The fourth paragraph alleged that the Ripley Circuit Court, *551on the first day of its September term, 1884, made and caused to be entered of record an order as follows :

“ Ordered that until the commencement of the next term •of this court, in all felonies under the grade of murder in the second degree, and above petit larceny, the bail shall be one thousand dollars. In cases of petit larceny, three hundred dollars. Misdemeanors punishable by fine and imprisonment, two hund red dollars. Misdemeanors punishable by fine only, one hundred dollars. Bastardy, five hundred dollars.”

That the indictment against Martin Carmody was not returned into court until the 20th day of September, 1884; that thereafter no order of bail in reference or as applicable to that particular indictment was made; that the clerk, who issued the warrant for the arrest of Martin Carmody, endorsed one thousand dollars on said warrant as the amount of bail required, upon the assumption that he was authorized to do so by the general order fixing the amount of bail herein set out, and not otherwise.

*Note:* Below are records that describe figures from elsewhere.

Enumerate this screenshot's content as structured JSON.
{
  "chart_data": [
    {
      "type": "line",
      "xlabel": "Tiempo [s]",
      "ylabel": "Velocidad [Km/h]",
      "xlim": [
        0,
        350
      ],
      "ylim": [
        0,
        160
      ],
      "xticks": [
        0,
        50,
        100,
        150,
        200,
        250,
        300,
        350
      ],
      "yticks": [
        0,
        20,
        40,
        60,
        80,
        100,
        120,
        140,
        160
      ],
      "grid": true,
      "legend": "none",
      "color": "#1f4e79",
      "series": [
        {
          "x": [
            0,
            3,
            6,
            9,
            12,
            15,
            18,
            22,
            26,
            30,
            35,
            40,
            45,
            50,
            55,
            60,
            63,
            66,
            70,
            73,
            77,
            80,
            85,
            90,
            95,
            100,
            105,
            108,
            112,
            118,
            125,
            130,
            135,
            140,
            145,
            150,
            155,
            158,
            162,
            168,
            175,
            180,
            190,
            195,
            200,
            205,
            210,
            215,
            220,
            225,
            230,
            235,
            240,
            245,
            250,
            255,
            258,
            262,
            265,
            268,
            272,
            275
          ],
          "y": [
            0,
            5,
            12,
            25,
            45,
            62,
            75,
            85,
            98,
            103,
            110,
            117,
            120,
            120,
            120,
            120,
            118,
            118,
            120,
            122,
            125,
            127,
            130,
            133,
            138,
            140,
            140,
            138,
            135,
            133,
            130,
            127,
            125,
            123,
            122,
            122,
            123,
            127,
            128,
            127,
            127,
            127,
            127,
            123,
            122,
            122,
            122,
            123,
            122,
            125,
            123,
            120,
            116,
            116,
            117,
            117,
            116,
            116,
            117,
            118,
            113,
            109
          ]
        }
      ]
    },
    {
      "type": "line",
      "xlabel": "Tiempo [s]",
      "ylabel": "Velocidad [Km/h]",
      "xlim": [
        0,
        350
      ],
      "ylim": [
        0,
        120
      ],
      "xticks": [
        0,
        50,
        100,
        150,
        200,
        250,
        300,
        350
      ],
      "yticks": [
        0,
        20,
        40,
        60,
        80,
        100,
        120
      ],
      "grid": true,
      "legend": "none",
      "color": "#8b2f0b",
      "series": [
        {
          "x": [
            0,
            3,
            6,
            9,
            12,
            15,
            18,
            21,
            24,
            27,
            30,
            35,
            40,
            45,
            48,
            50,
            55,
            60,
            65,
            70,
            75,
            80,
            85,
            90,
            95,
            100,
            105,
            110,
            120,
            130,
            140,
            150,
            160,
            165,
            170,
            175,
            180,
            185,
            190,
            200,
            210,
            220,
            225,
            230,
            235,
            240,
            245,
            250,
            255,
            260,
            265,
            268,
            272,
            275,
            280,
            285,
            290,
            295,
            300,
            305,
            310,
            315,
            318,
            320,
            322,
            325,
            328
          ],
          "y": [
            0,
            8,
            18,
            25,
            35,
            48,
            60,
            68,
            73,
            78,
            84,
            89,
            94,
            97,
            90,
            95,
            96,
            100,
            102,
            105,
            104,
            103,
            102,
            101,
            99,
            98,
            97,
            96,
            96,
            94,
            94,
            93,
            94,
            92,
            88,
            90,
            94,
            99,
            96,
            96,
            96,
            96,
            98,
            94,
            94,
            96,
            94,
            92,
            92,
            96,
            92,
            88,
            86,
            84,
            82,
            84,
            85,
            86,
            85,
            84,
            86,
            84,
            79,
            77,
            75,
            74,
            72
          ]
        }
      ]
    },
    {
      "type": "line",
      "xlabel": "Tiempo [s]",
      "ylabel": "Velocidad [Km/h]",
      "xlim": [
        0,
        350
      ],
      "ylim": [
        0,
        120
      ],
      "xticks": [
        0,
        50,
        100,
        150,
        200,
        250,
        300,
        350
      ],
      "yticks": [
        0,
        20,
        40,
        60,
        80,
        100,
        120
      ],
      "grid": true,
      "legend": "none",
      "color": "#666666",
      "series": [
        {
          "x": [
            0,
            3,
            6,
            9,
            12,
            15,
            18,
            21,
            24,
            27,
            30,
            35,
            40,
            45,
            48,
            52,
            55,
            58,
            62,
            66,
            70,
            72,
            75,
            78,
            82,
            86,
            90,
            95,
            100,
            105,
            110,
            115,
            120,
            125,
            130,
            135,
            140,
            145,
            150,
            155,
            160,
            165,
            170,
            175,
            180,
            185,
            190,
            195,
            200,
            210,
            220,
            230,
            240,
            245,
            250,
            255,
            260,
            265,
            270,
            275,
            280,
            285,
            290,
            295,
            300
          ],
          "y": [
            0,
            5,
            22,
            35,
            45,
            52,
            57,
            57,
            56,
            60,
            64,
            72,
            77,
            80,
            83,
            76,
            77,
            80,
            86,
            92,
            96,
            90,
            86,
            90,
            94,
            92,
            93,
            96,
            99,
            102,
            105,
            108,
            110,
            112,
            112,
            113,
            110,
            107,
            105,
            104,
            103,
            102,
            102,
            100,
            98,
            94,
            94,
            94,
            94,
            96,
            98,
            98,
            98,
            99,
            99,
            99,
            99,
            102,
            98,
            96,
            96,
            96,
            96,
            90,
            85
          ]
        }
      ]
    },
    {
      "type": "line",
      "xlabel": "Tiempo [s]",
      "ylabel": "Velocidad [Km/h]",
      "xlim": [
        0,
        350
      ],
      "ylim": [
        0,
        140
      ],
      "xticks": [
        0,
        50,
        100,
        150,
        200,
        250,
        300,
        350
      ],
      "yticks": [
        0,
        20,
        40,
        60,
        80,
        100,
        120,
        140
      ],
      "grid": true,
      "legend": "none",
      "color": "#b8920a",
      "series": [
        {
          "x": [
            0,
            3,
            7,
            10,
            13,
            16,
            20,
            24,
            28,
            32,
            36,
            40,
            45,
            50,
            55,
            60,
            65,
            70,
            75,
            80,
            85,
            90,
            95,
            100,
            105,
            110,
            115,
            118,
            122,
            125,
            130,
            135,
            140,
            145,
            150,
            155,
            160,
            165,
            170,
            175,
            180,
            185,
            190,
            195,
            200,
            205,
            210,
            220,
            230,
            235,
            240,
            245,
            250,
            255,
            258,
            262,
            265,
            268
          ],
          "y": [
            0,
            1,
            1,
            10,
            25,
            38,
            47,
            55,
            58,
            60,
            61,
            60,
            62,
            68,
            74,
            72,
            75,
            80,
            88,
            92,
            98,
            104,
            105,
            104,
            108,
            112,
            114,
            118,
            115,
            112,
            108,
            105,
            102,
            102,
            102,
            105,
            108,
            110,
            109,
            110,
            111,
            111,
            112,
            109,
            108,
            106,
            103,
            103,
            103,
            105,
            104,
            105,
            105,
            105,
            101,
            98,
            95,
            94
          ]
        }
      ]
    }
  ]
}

It is argued that a general order fixing the amount of bail •can not be made applicable to indictments thereafter to be returned; that the constitutional inhibition against requiring excessive bail necessarily involves an inquiry into the attending circumstances and peculiarities of each particular case, with reference to the amount of bail which ought to be required, and that the necessity of such an inquiry excludes the idea that a general order may be made in advance fixing the amount of bail in all of a particular class of cases at a uniform sum.

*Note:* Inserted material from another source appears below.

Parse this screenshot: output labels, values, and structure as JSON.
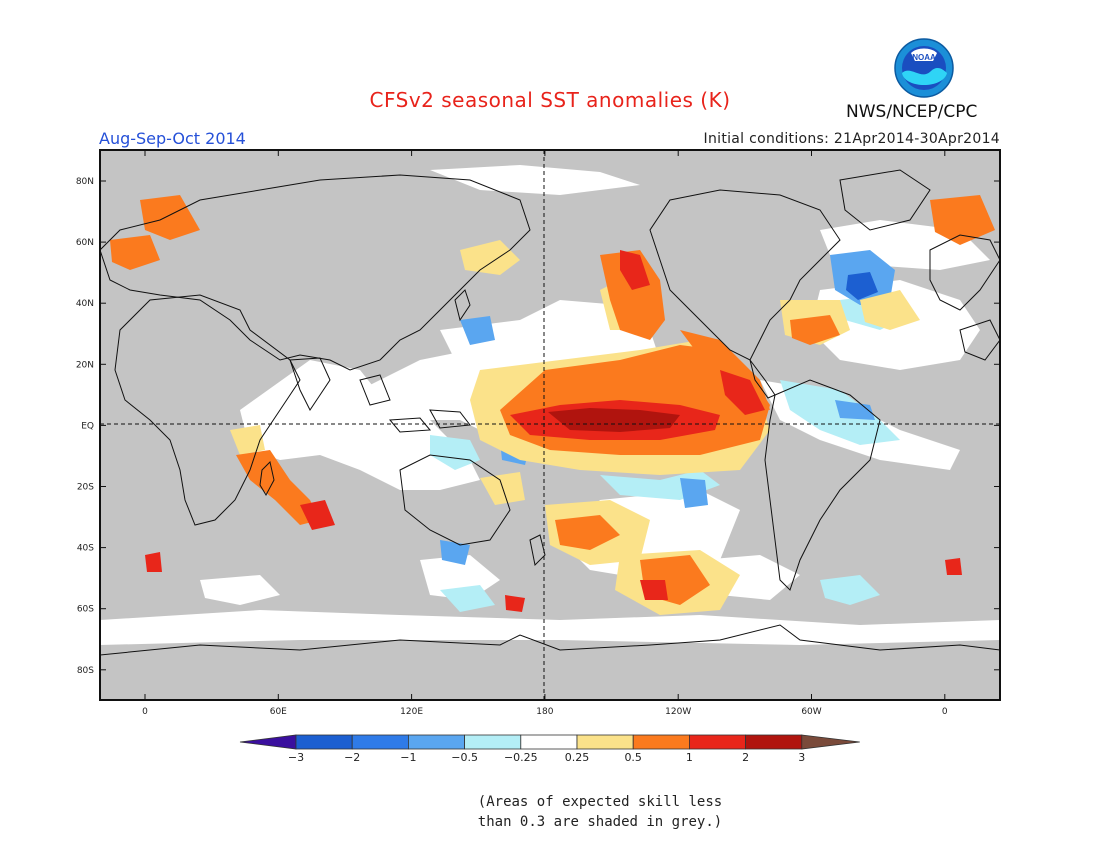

Cooley, in his treatise on Constitutional Limitations, at page 378, 5th edition, says: That bail is reasonable which, in view of the nature of the offence, the penalty which the law attaches to it, and the probabilities that guilt will be established on the trial, seems no more than sufficient to secure the party’s attendance. In determining this, some regard should be had to the prisoner’s pecuniary circumstances; that which is reasonable bail to a man of wealth being equivalent *552to a denial of right if exacted of a poor man charged with the-like offence.”

Filed March 9, 1886.

The doctrine of this extract, and the consequent right of a party charged to have a discriminating judgment exercised in determining the amount of bail which ought to be exacted in his particular case, were argumentatively and generally recognized in the case of Gregory v. State, ex rel., 94 Ind. 384 (48 Am. R. 162), but the right thus recognized does not restrain the courts from making a general order fixing the amount of bail which shall be thereafter required during a given term,, in certain classes of bailable offences, and from enforcing such an order in all cases, except where the exercise of a discriminating judgment is, by some means, specially invoked, or some question is made upon the alleged injustice of its operation in a particular case. Votaw v. State, 12 Ind. 497; Myers v. State, 19 Ind. 127; Hawkins v. State, ex rel., 24 Ind. 288;. Gachenheimer v. State, 28 Ind. 91.

The judgment is affirmed, with costs.